Today, let's try to train a full digit recognizer trained on the MNIST dataset. Imports as always.
from fastai.vision.all import *
matplotlib.rc('image', cmap='Greys')
path = untar_data(URLs.MNIST)
Path.BASE_PATH = path
Let's see what we have in the archive
path.ls()
(#2) [Path('training'),Path('testing')]
[len((path/'training'/str(i)).ls()) for i in range(10)]
[5923, 6742, 5958, 6131, 5842, 5421, 5918, 6265, 5851, 5949]
[len((path/'testing'/str(i)).ls()) for i in range(10)]
[980, 1135, 1032, 1010, 982, 892, 958, 1028, 974, 1009]
So we have around 6k in each training set in 1k in each validation set. Let's build a digit classifier!
First we need to define the DataBlock (a.k.a let the framework know, how the dataset is structured)
digits = DataBlock(
blocks=(ImageBlock, CategoryBlock),
get_items=get_image_files,
splitter=GrandparentSplitter(train_name='training', valid_name='testing'),
get_y=parent_label)
dls = digits.dataloaders(path)
Now we can train a resnet18 network (I've no idea what's in it, but it was used in the book previously)

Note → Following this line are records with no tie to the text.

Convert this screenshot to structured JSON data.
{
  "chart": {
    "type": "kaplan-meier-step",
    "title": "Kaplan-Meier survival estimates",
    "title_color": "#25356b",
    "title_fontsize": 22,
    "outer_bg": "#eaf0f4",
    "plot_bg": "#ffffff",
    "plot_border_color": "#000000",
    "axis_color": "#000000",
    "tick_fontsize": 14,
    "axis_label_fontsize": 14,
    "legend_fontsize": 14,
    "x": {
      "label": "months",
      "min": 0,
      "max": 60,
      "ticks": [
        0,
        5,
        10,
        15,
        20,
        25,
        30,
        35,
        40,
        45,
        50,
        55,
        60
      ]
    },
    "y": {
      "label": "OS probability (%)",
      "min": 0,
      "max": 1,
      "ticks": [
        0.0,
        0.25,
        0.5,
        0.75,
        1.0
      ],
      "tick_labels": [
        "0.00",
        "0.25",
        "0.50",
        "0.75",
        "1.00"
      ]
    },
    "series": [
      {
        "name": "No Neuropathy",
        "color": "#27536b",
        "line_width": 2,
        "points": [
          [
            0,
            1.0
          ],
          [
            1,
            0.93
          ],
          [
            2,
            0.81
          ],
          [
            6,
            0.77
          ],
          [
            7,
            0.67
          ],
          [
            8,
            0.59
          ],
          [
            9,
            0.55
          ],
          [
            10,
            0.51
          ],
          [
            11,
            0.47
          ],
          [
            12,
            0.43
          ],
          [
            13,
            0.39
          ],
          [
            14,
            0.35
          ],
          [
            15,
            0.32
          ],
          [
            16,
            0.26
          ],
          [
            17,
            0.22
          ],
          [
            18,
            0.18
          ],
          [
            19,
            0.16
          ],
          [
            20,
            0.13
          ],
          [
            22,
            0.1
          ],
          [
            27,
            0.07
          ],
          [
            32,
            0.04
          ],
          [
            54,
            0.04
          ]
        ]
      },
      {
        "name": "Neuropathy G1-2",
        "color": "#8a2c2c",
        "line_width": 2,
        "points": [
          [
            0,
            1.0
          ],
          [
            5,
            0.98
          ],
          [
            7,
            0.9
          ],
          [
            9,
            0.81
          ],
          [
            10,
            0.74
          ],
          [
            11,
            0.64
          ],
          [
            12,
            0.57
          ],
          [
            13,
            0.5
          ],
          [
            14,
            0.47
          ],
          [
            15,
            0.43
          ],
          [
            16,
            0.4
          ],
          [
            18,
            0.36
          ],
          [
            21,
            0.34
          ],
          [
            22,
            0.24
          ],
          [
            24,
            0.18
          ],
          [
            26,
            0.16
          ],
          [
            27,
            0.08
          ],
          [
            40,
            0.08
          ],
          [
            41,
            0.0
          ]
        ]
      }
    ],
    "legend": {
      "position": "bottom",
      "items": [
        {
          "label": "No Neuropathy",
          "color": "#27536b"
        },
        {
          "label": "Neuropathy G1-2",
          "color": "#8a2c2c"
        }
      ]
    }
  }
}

learn = cnn_learner(dls, resnet18, metrics=error_rate, pretrained=True)
learn.fine_tune(5)
learn.recorder.plot_loss(skip_start=0)
Wow, we're getting a tiny error rate, let's see where it got confused.
interp = ClassificationInterpretation.from_learner(learn)
interp.plot_top_losses(5, nrows=1)
I can't blame the network, I wouldn't necessarily guess myself. Let's export to ONNX and we'll try to run the inference in the browser.
At this point we have a fully trained network ready to be deployed. Let's try to run it in the browser!
We can use onnx.js
to try running the recognizer in the browser. Let's export this out to onnx, so we can use it in other environments than PyTorch. We'll need a dummy input, to trigger activations in the network I guess. Not really sure about this point, but from what I can gather, the export works by running inference on an example input and recording what operations were triggered. The resnet input is a convolution layer, which to me sounds something like scanning, so let's just feed it something valid and hope this is fine.
dummy_input = torch.rand(64, 3, 7, 7, device='cuda')
dummy_input.shape
torch.Size([64, 3, 7, 7])
onnx_model_path = "my_mnist.onnx"
torch.onnx.export(learn.model, dummy_input, onnx_model_path)
print(str(os.path.getsize(onnx_model_path) / 1024 / 1024.0) + "Mb")
44.725908279418945Mb
That's quite heavy. We'll have to see if we can do something about that later. For our use case using even resnet18 is definitely overkill, especially since the training images are way smaller that what's accepter by resnet, and we don't have colour.
Then I go on to try to run it using onnx.js
and loading the model fails with TypeError: cannot resolve operator 'Shape' with opsets: ai.onnx v9
.
I'll have to come back to this later, some googling hints that I need to modify some layers in the network, but I'm not yet ready for that.